TANITIM ATAĞINA GEÇİLMELİ
Tarihi geçmişi ile geleceğe ışık tutan Elazığ’ın tarihi yapılarının tanıtılması için bütün kurum ve kuruluşların, STK’ların ve ilgili birimlerin acilen çalışma yapması gerekiyor. Elazığ Valiliği bünyesinde oluşturularak bir birimin sadece Elazığ’ın tarihi yapılarının ve UNESCO sürecini takibini yaparak, her ay toplantı düzenlemesi ve kamuoyunu bilgilendirmesi gerekiyor.
KANYONLAR GİBİ OLMASIN
Ulusal medyada yapılan tanıtımlar ve doğaseverlerin talebi ile tur güzergâhına alınan Baskil Karaleylek ve Saklıkapı kanyonlarına gelen turist kafilesi, yol olmadığı için belli noktaya kadar gidebilmişti. Tanıtım reklamlarına inanarak kanyonları görmeye gelen kafile, saklı güzellik olarak bilinen Karaleylek ve Saklıkapı kanyonlarına ulaşmak için yaya olarak yürümeye başlayınca yöre halkı turistlerin imdadına yetişmişti. Turistlerin buraya kadar gelip kanyonları görememe ihtimaline kayıtsız kalmayan köylüler, traktörlerini seferber ederek turistleri römorkla kanyonlara taşımışlardı.
PALU KÖPRÜSÜ İÇİN GİRİŞİMLER OLMALI
Türkiye’nin en prestijli köprüleri arasında gösterilen tarihi Palu Köprüsü, yüz yıllara meydan okuyarak ilk günkü ihtişamı ile ayakta durmaya devam ediyor. Bazalt taşıyla yapılan ve eskiden İstanbul’u Bağdat’a bağlayan köprü olarak da bilinen tarihi Palu Köprüsü, taş yapı mimarisiyle dikkat çekiyor.

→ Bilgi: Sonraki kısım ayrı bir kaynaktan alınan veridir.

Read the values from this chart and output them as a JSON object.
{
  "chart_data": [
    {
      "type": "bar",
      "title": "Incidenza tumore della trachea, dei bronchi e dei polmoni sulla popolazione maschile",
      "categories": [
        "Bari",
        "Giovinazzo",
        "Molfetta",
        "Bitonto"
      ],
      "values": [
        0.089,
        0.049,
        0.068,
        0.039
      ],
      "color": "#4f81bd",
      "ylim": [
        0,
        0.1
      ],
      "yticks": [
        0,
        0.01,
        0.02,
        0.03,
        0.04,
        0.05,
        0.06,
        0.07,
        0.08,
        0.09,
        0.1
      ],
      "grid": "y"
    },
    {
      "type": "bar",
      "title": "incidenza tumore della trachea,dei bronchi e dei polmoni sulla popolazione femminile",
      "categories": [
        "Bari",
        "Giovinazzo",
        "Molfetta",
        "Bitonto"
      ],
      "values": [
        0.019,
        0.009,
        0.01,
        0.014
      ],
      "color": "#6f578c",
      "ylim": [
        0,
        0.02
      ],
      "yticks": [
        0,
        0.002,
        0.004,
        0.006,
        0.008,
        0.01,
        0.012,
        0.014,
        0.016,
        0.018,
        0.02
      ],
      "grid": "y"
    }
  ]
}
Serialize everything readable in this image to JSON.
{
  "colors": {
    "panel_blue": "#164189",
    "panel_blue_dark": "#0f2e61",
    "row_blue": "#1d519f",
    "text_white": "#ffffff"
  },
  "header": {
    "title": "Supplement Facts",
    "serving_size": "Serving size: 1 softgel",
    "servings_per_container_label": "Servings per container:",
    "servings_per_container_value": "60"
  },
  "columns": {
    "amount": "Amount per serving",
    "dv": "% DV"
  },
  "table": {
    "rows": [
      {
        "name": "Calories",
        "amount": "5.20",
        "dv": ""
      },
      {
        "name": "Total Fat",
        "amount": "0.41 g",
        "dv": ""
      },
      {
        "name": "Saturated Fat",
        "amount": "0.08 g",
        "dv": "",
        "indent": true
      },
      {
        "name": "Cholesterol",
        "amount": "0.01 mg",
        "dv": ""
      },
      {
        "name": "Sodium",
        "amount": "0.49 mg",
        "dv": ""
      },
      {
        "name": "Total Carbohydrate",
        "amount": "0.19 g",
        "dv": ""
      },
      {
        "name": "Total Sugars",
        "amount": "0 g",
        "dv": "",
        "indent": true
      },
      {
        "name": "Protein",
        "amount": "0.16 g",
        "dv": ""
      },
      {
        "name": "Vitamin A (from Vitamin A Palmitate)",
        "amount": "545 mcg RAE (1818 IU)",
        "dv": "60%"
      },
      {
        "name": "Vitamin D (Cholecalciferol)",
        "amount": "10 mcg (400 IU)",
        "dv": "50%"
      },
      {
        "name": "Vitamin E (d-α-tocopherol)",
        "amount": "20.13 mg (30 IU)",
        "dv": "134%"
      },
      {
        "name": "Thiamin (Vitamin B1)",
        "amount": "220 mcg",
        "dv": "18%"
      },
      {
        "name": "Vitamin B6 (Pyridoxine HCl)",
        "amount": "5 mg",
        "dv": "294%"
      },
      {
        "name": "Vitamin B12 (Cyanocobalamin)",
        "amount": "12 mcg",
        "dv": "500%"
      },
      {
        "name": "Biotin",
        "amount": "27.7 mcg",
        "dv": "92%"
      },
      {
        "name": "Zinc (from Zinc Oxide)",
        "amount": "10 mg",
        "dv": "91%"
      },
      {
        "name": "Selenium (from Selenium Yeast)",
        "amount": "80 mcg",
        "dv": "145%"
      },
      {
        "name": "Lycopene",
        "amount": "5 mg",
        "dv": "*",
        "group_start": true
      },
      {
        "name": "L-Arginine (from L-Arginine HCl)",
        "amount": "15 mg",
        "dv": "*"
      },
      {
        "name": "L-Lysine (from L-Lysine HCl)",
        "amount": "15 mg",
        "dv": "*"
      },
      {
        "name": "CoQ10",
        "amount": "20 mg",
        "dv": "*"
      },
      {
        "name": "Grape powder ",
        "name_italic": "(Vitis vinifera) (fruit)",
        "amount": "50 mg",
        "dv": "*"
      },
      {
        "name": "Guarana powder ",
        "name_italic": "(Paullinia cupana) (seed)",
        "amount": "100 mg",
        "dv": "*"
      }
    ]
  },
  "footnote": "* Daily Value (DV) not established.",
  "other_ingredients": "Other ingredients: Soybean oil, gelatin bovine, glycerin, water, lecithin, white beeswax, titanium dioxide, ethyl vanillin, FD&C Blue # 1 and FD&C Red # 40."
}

ELAZIĞ BELEDİYESİ ÖRNEK ALINMALI
Yüz yıllar önce Romalılar tarafından yapıldığı düşünülen köprü, Elazığ’ın Palu ilçesinde yer alıyor. Palu Köprüsü'nde, 193 metre uzunluğunda 4 buçuk metre genişliğinde 8 farklı göz bulunuyor. Yapımı ile ilgili kesin bilgilerin bulunmadığı Palu Köprüsü, İpek Yolu güzergahında bulunduğundan dolayı ‘İstanbul'u Bağdat'a bağlayan köprü’ olarak da biliniyor.
Palu ilçemizde bulunan tarihi köprünün tanıtımı için de yetkili kurumların en kısa zaman girişimlerde bulunması ve turizme kazandırılması için çalışmaların başlatılması gerekiyor.
Elazığ Belediyesi’nin tarihi mahallemiz Harput’ta önemli çalışmalar yaparken, ilçelerimizde bulunan tarihi mekânların da hem belediyeler hem de ilgili kurumların girişimleri ile tanıtımları hazırlanmalı ve UNESCO’ya müracaatları yapılmalı.